Le jansénisme italien

Le jansénisme italien n'a pas pris naissance, comme le jansénisme français, au xviie siècle mais dans le premier tiers du xviiie après la publication (1713) de la bulle Unigenitus qui condamnait cent une propositions des Réflexions morales de l'oratorien Pasquier Quesnel (condamnation qui intervint en dépit du fait que de nombreux évêques français, et notamment le cardinal de Noailles, archevêque de Paris, avaient loué sans réserve ce livre de piété, dans lequel les théologiens romains avaient discerné de nombreuses traces des doctrines jansénistes).

Le mouvement se développa en Italie selon deux axes principaux. Il s'étendit d'abord dans le Milanais et en Vénétie (avec leurs universités de Padoue et de Pavie), puis en Toscane, dont le grand-duc était frère de Joseph II, et enfin, avec moins de virulence, dans le royaume de Naples, dont la reine Marie-Caroline était, comme Marie-Antoinette, fille de l'impératrice Marie-Thérèse. Le second centre du mouvement se situe à Rome même, dans une sorte de cénacle dit l'Archetto, dont les animateurs furent successivement deux conservateurs de la bibliothèque Vaticane, les prélats Bottari et Foggini, tous deux toscans, que protégeaient entre autres les deux cardinaux Corsini, neveux du pape Clément XII. On y trouve principalement des oratoriens, des augustins et des adversaires des jésuites. Les monarques qui les protégèrent virent surtout, dans ces tendances, un appoint pour le « joséphisme », le « juridictionnalisme » (prétention des représentants du « despotisme éclairé » à réglementer eux-mêmes la législation religieuse de leurs pays respectifs) et l'hostilité aux ambitions temporelles de la papauté.

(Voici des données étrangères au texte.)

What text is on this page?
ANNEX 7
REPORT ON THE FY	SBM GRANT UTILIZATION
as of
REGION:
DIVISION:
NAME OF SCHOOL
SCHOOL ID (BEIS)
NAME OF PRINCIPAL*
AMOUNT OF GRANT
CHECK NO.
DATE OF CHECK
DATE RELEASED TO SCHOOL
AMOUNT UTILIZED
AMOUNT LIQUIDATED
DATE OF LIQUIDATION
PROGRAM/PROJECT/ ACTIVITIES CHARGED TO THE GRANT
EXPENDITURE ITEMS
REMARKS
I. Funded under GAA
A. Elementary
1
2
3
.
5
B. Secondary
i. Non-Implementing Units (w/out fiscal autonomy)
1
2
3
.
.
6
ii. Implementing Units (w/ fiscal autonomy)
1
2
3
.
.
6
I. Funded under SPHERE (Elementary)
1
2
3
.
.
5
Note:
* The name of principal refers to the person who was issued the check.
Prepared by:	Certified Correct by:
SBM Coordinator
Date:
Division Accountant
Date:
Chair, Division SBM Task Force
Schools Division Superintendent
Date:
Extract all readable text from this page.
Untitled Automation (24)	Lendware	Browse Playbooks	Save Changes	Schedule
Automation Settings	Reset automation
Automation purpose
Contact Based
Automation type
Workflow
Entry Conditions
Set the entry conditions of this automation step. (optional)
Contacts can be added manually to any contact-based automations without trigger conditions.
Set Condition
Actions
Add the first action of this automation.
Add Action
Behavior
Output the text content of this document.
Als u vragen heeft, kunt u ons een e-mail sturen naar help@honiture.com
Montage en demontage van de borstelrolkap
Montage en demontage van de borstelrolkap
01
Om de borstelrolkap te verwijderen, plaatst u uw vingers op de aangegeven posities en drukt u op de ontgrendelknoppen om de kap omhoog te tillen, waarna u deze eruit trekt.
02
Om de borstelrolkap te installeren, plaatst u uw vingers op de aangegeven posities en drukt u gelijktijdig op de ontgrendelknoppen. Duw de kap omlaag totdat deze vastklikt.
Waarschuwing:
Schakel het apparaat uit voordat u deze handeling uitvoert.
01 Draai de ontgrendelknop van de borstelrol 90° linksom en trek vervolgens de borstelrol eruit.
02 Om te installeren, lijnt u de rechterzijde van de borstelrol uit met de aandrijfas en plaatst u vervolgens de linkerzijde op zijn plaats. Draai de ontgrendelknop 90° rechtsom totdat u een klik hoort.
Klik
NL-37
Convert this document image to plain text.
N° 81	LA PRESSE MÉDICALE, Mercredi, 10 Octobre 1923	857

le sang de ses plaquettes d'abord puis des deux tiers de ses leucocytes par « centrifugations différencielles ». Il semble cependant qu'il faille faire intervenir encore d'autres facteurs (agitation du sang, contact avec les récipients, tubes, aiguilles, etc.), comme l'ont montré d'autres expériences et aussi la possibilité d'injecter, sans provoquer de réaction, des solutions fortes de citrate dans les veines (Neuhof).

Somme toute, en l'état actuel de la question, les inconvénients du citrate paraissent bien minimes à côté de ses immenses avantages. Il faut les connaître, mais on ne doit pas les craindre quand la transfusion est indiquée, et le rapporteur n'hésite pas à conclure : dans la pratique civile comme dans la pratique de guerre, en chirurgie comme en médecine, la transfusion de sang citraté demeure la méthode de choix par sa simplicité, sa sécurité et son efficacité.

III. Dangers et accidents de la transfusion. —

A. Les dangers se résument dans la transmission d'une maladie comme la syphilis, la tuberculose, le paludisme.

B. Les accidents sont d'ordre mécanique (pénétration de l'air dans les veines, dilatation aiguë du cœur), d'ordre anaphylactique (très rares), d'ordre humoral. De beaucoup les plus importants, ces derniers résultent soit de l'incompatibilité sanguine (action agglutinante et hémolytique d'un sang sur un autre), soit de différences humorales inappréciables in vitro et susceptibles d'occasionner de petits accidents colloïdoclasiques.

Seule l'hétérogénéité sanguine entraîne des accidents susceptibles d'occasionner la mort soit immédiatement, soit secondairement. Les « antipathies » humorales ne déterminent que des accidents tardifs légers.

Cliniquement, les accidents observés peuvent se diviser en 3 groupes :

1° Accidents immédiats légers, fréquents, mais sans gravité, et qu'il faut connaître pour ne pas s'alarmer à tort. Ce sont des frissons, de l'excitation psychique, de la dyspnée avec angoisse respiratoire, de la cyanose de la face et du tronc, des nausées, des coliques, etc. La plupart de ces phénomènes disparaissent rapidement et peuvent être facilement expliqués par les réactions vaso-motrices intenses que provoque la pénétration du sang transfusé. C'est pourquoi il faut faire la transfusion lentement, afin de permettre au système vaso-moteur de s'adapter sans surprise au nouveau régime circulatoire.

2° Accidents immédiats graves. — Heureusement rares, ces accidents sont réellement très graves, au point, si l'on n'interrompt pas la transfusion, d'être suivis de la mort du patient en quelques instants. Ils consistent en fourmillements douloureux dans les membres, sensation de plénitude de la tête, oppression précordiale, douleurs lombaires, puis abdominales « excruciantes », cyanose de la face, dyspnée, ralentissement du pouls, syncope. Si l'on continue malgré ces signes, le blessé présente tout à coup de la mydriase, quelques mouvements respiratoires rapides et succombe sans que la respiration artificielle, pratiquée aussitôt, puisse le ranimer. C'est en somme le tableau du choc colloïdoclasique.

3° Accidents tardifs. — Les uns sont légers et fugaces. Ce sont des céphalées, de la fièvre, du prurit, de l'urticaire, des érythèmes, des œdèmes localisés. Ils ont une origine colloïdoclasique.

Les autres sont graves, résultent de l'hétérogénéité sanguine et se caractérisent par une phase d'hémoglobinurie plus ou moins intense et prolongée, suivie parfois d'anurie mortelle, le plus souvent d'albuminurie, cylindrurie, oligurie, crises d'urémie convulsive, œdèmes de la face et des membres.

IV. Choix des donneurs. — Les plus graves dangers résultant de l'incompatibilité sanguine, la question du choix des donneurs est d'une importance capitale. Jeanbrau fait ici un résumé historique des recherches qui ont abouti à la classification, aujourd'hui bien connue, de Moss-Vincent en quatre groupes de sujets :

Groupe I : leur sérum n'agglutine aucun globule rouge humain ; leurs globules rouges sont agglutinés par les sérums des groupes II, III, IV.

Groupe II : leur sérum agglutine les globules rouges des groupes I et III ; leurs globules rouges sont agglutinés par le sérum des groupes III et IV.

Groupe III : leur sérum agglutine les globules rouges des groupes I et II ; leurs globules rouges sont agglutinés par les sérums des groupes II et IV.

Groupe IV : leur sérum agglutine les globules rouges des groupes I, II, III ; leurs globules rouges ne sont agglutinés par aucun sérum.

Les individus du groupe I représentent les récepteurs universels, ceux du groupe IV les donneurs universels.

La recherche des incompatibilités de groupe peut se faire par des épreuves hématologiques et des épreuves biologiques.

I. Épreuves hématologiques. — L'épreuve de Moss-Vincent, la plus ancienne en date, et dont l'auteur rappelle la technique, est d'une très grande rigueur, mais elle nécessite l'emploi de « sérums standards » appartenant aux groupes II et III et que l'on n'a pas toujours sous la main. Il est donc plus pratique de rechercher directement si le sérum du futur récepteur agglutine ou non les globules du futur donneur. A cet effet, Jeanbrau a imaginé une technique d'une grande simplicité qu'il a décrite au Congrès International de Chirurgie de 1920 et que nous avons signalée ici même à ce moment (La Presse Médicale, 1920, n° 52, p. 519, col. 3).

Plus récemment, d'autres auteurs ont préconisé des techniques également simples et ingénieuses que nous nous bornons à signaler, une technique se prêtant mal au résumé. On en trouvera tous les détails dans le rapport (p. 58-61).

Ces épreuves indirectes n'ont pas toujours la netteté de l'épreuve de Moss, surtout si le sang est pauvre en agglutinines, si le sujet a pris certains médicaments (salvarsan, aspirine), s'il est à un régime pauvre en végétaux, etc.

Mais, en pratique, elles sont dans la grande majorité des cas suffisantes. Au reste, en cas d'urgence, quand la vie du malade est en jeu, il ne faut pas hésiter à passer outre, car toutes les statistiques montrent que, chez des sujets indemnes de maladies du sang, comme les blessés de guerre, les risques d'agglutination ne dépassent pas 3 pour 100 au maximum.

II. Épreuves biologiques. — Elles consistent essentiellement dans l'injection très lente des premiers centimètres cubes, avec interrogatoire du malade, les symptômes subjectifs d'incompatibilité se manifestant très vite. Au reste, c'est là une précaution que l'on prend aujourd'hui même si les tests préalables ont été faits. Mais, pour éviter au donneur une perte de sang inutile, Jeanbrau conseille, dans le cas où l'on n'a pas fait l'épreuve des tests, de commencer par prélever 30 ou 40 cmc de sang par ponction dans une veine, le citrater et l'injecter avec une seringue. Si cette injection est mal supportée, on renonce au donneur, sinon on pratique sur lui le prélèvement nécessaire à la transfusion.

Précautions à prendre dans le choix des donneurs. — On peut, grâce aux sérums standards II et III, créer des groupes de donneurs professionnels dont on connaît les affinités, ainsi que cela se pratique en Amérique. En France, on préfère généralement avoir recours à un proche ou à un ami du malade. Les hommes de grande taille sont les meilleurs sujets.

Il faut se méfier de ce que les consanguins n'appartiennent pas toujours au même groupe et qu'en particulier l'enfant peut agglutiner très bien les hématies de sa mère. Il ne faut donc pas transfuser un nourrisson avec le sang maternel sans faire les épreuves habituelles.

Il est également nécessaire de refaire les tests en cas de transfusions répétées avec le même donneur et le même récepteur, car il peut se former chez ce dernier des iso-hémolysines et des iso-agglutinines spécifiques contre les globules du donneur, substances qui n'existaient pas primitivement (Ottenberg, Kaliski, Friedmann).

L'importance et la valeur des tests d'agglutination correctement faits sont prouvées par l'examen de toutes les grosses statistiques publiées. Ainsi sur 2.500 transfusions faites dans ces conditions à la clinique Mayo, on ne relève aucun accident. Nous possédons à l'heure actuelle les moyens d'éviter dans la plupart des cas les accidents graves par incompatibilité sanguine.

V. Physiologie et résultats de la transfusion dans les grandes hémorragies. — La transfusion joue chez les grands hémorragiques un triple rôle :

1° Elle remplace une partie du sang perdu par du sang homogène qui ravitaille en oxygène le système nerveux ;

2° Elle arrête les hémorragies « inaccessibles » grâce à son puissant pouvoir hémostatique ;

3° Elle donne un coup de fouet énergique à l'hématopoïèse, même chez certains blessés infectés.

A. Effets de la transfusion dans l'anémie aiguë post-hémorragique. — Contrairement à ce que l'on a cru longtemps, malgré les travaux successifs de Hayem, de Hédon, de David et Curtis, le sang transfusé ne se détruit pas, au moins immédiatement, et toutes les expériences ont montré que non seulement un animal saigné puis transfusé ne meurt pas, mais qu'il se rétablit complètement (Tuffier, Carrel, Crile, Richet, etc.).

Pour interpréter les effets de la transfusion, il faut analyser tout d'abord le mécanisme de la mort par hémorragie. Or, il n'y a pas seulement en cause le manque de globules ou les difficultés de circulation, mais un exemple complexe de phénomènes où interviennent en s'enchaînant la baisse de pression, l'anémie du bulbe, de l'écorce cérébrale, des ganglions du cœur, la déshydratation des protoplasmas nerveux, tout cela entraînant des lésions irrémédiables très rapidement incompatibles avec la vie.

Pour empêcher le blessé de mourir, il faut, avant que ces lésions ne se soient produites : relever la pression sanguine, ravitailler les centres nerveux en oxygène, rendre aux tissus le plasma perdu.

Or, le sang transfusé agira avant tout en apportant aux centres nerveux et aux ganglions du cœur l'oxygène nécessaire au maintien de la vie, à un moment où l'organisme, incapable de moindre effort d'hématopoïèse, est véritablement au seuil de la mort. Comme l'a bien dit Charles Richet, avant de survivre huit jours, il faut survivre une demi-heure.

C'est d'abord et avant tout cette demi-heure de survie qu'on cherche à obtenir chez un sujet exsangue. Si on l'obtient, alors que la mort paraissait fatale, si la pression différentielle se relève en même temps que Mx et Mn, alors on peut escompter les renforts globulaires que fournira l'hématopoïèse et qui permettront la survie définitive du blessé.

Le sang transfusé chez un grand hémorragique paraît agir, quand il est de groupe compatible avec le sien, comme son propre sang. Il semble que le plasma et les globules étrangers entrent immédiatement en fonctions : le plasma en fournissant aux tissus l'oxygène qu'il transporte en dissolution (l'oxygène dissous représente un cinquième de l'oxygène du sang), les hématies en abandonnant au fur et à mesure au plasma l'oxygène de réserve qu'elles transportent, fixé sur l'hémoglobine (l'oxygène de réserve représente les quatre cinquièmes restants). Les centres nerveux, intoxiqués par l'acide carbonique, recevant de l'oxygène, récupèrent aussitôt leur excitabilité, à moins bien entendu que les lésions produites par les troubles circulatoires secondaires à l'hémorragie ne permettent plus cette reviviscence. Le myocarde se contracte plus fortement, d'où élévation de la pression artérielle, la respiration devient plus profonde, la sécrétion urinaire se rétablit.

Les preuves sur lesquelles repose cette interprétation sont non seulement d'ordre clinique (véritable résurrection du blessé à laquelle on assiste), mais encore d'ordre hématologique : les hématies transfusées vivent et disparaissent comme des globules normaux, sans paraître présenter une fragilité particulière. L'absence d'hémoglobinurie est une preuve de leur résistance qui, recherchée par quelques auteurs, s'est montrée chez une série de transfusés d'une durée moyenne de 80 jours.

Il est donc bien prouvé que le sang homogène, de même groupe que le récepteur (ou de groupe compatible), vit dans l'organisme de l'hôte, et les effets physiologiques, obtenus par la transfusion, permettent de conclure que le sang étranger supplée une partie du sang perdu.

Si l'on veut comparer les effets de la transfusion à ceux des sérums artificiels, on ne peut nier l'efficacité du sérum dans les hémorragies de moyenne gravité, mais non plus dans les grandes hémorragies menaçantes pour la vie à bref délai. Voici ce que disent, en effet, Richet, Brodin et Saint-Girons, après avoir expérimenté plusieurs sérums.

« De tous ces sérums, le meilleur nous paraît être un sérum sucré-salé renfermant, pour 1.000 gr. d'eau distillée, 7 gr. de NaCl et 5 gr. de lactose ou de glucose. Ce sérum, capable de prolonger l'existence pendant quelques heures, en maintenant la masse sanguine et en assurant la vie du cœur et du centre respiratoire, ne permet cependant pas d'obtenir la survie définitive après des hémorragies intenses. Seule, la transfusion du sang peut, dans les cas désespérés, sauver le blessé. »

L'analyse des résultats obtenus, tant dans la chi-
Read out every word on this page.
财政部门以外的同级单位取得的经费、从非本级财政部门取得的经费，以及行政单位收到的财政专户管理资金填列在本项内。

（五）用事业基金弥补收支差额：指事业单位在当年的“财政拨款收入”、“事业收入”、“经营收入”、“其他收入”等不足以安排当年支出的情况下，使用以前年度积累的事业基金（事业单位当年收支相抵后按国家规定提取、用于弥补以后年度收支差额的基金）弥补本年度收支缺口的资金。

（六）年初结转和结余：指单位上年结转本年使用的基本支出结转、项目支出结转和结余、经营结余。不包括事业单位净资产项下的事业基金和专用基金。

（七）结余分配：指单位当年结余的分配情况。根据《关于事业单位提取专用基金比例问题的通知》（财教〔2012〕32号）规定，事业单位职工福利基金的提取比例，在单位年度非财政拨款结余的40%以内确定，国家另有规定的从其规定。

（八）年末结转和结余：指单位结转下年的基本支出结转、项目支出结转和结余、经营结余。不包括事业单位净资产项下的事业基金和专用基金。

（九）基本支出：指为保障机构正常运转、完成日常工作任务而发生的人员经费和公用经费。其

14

Plus tard, un centre également très actif s'implanta en Piémont et en Ligurie. En 1786, le fait le plus marquant de cette période fut le Synode de Pistoia, organisé par l'évêque Scipion de Ricci, avec la pleine faveur du grand-duc Léopold et le concours effectif de théologiens venus de Pavie pour lui prêter main-forte. Léopold avait espéré, l'année suivante, que tout l'épiscopat toscan se rallierait aux tendances de Ricci, mais il n'en fut rien. Seuls les deux évêques des petits diocèses de Pienza et de Colle firent cause commune avec l'évêque de Pistoia et Prato ; et une révolte de paysans, scandalisés des tendances novatrices de leur évêque, notamment du discrédit qu'il tentait de jeter sur les images pieuses de leurs églises (dont la plus vénérée était la prétendue ceinture de la Vierge Marie tombée du ciel lors de son Assomption), l'obligea, après quelques années d'épiscopat, à donner sa démission et à se retirer dans ses terres. Rome put alors sévir contre Ricci, après le départ du grand-duc qui succédait à son frère Joseph II sur le trône impérial en 1790 ; en 1794, une bulle foudroya en quatre-vingt-cinq articles les doctrines principales que l'évêque avait tenté d'implanter dans son diocèse.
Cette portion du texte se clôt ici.